With the apparent long-term adoption of muti-cloud and hybrid-cloud approaches it is clear that Cloud Native methods are at the forefront. Operators now see the public cloud as an extension to their on-prem environment, not a replacement for it. In order for whitebox networking to gain traction, Cloud Native principles cannot be ignored and must be embraced. This also means that the cost equation must radically change as well. Industry players have long promised that whitebox/disaggregation adoption would generate significant cost savings. Unfortunately, this has not been the case and has been a major contributor to lack of broader market adoption. NOS vendors have created this dynamic by absorbing most of the whitebox hardware savings via software licensing and support.

Operators can’t continue to manage their on-prem and cloud infrastructures differently and expect to provide the level of service that their customers demand. The competition is too fierce, and the infrastructure is too large and complex. Whitebox adoption will continue to flounder until it embraces the Cloud Native methodology and delivers significantly lower costs. The old legacy networking model just won’t cut it.  
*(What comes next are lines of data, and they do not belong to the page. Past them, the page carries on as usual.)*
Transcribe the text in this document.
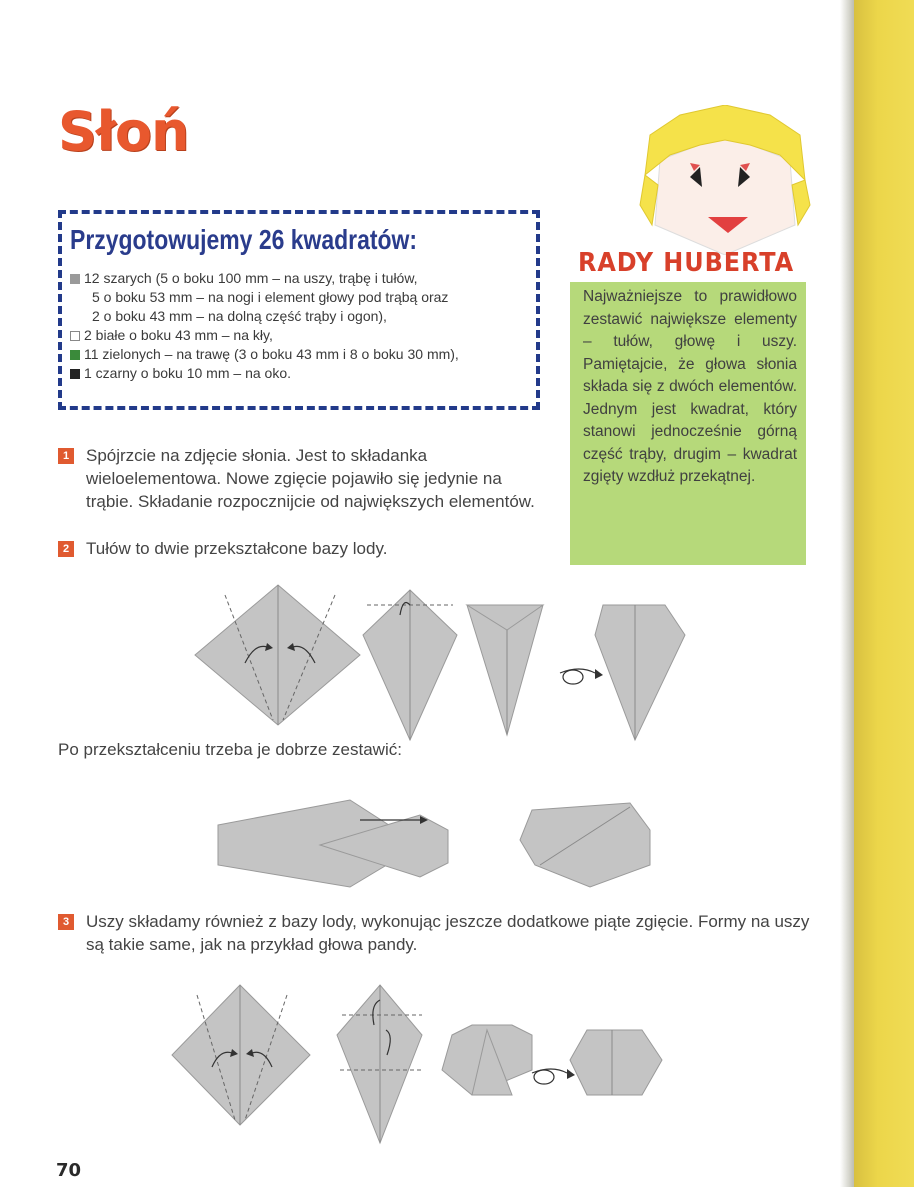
Słoń
Przygotowujemy 26 kwadratów:
12 szarych (5 o boku 100 mm – na uszy, trąbę i tułów,
5 o boku 53 mm – na nogi i element głowy pod trąbą oraz
2 o boku 43 mm – na dolną część trąby i ogon),
2 białe o boku 43 mm – na kły,
11 zielonych – na trawę (3 o boku 43 mm i 8 o boku 30 mm),
1 czarny o boku 10 mm – na oko.
RADY HUBERTA
Najważniejsze to prawidłowo zestawić największe elementy – tułów, głowę i uszy. Pamiętajcie, że głowa słonia składa się z dwóch elementów. Jednym jest kwadrat, który stanowi jednocześnie górną część trąby, drugim – kwadrat zgięty wzdłuż przekątnej.
1 Spójrzcie na zdjęcie słonia. Jest to składanka wieloelementowa. Nowe zgięcie pojawiło się jedynie na trąbie. Składanie rozpocznijcie od największych elementów.
2 Tułów to dwie przekształcone bazy lody.
Po przekształceniu trzeba je dobrze zestawić:
3 Uszy składamy również z bazy lody, wykonując jeszcze dodatkowe piąte zgięcie. Formy na uszy są takie same, jak na przykład głowa pandy.
70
The networking industry innovation and cost paradigm that has been in place for decades needs to be broken. A Cloud Native approach to networking that marries network infrastructure and modern applications would allow for a unison of on-prem deployments under the orchestration of Kubernetes management. Without this bridge between Cloud Native methods and the network, even considering the potential for up to 50 percent cost savings versus today’s legacy systems, we won’t see mass adoption in whitebox. The legacy networking model network is dead - technically and financially. Cloud Native networking is the future, along with its improved and efficient operating model.  The only way to gain adoption in whitebox, is to fundamentally change how business and operations of the network is done.